Friday, December 17, 2004




Happy Birthday, Mom.


Busy days, not much sleep, and draggin' shifts at work. But a lot getting done.


My daughter and her boyfriend dropped by after he got off work last night. I ended up wrapping a few packages for his mom. She collects angels so they went and bought her a beautiful angel statue. She's gonna love it, I'm sure. But the statue is very fragile so some bubble wrap was in order. Luckily I had some extra in case they needed it.


Laura picked me up at 3:30 yesterday, went to the store and got my cookie-making stuff. So I guess I'll be doing that sometime today. Funny, when she came by last night and mentioned making cookies, I thought she meant doing that here right then. She was talking about Tim's friend Joey doing the baking over at his house.. so she wanted to hurry up and get home for the chocolate chippers, lol. And if she shows up today like she's supposed to, she'll get a double dose of them, I guess.


Our friend from work, Bill, is back in the hospital. I'm really worried this time.. I'd thought he'd left too soon the first time, but he stood right there the other day, swore up and down that they'd released him.. turns out, he misunderstood. They released him, yeah, but only to rehab. Sue says that the part of the brain that was affected by the surgery and subsequent swelling was the reasoning ability.
Now he's not quite the same.. I wonder now if he'll ever be the same.


Christmas snuck up on me this year... I'm not ready for this! The year has gone by way too fast, just flew by... like some little bird in somebody's ear.. hahaha! Btw, when Adonna O. came back to work, she had laryngitis and couldn't talk, which was fine by me and everyone else. (Hehe, evil, aren't I?)

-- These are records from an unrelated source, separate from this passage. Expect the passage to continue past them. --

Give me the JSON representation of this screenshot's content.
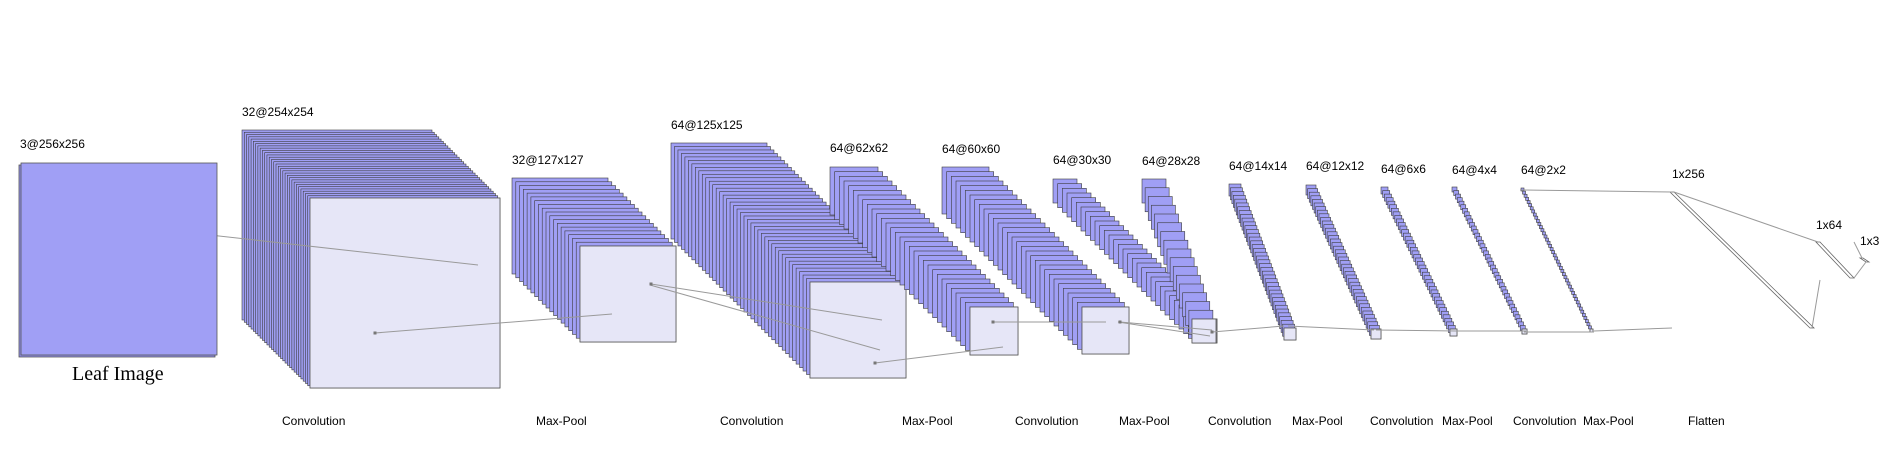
{
  "input": {
    "label": "3@256x256",
    "caption": "Leaf Image",
    "fill": "#a09ff5"
  },
  "layers": [
    {
      "id": "conv1",
      "label": "32@254x254"
    },
    {
      "id": "pool1",
      "label": "32@127x127"
    },
    {
      "id": "conv2",
      "label": "64@125x125"
    },
    {
      "id": "pool2",
      "label": "64@62x62"
    },
    {
      "id": "conv3",
      "label": "64@60x60"
    },
    {
      "id": "pool3",
      "label": "64@30x30"
    },
    {
      "id": "conv4",
      "label": "64@28x28"
    },
    {
      "id": "pool4",
      "label": "64@14x14"
    },
    {
      "id": "conv5",
      "label": "64@12x12"
    },
    {
      "id": "pool5",
      "label": "64@6x6"
    },
    {
      "id": "conv6",
      "label": "64@4x4"
    },
    {
      "id": "pool6",
      "label": "64@2x2"
    }
  ],
  "dense": [
    {
      "id": "flatten",
      "label": "1x256"
    },
    {
      "id": "fc1",
      "label": "1x64"
    },
    {
      "id": "out",
      "label": "1x3"
    }
  ],
  "operations": [
    "Convolution",
    "Max-Pool",
    "Convolution",
    "Max-Pool",
    "Convolution",
    "Max-Pool",
    "Convolution",
    "Max-Pool",
    "Convolution",
    "Max-Pool",
    "Convolution",
    "Max-Pool",
    "Flatten"
  ],
  "colors": {
    "feature_map_fill": "#a09ff5",
    "feature_map_stroke": "#3c3c3c",
    "highlight_fill": "#e6e6f7",
    "connector": "#9a9a9a"
  }
}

On a serious note, I keep thinking about how things are turning out. I think back on when I moved to Fresno, and I said "It was either east or west, this time I chose west." Even back then there were times I wished I had chosen east. Well this time east is the choice. I also can't help thinking that for all my good intentions.. the reason... going toward something good, a new start and challenges, better opportunity. Even with all that mindset, it feels more and more like the old "running away from something negative. Well the outcome will be the same anyway... positive overriding the negative.